1. Keep a “good things” diary. When small, unexpected nice moments happen in my life (like that time a woman ran three blocks in the rain to give me my cellphone after I’d left it in a café), I jot them down in my Notes app. On rough days, I scroll through the entries, which grounds me in reality rather than rumination. “Small Wonders” (page 53) reminds us of the big impact a little thing can have on another person; even just giving a genuine compliment can change the trajectory of someone’s day.

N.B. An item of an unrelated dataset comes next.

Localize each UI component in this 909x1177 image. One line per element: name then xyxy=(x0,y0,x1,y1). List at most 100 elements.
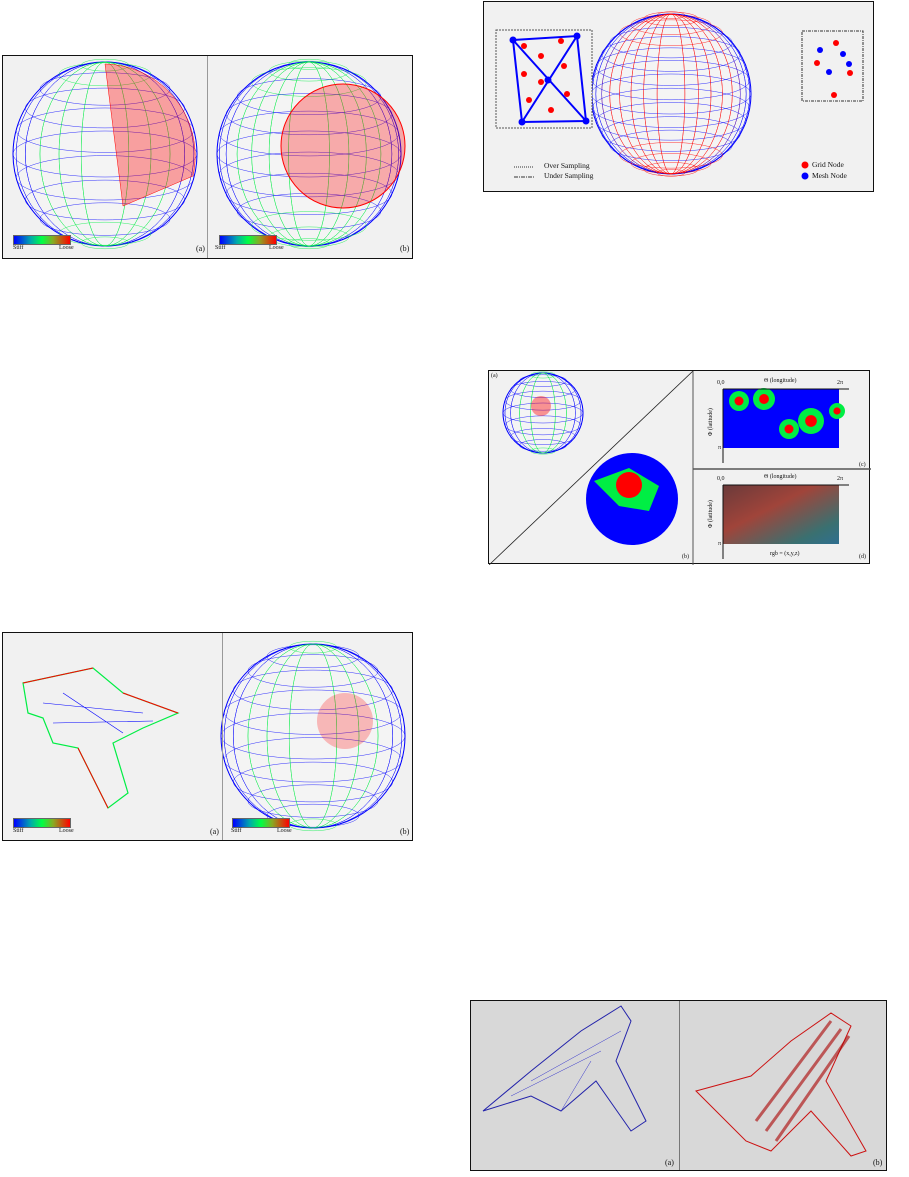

2. Get out of your head. Mindfulness doesn’t have to happen on a silent retreat. Dance classes are my meditation. (Give me loud music and a packed, high-energy studio over yoga any day.) Keeping up with choreography is so physically and mentally challenging that I remain fully focused in the moment and can think of nothing else. Plus, I love how dancers dress: in layers and pieces made to move in. (See “Lace Up” on page 84 for a fun fashion take on dancewear.) 3. Pick the easy option. Sometimes when I get home from work, making dinner just isn’t something I’m capable of. That’s why cereal was invented. (If you relax by cooking, “Recipe for Success” on page 102 is for you.) I hope this month’s issue offers you a little respite from your busy life.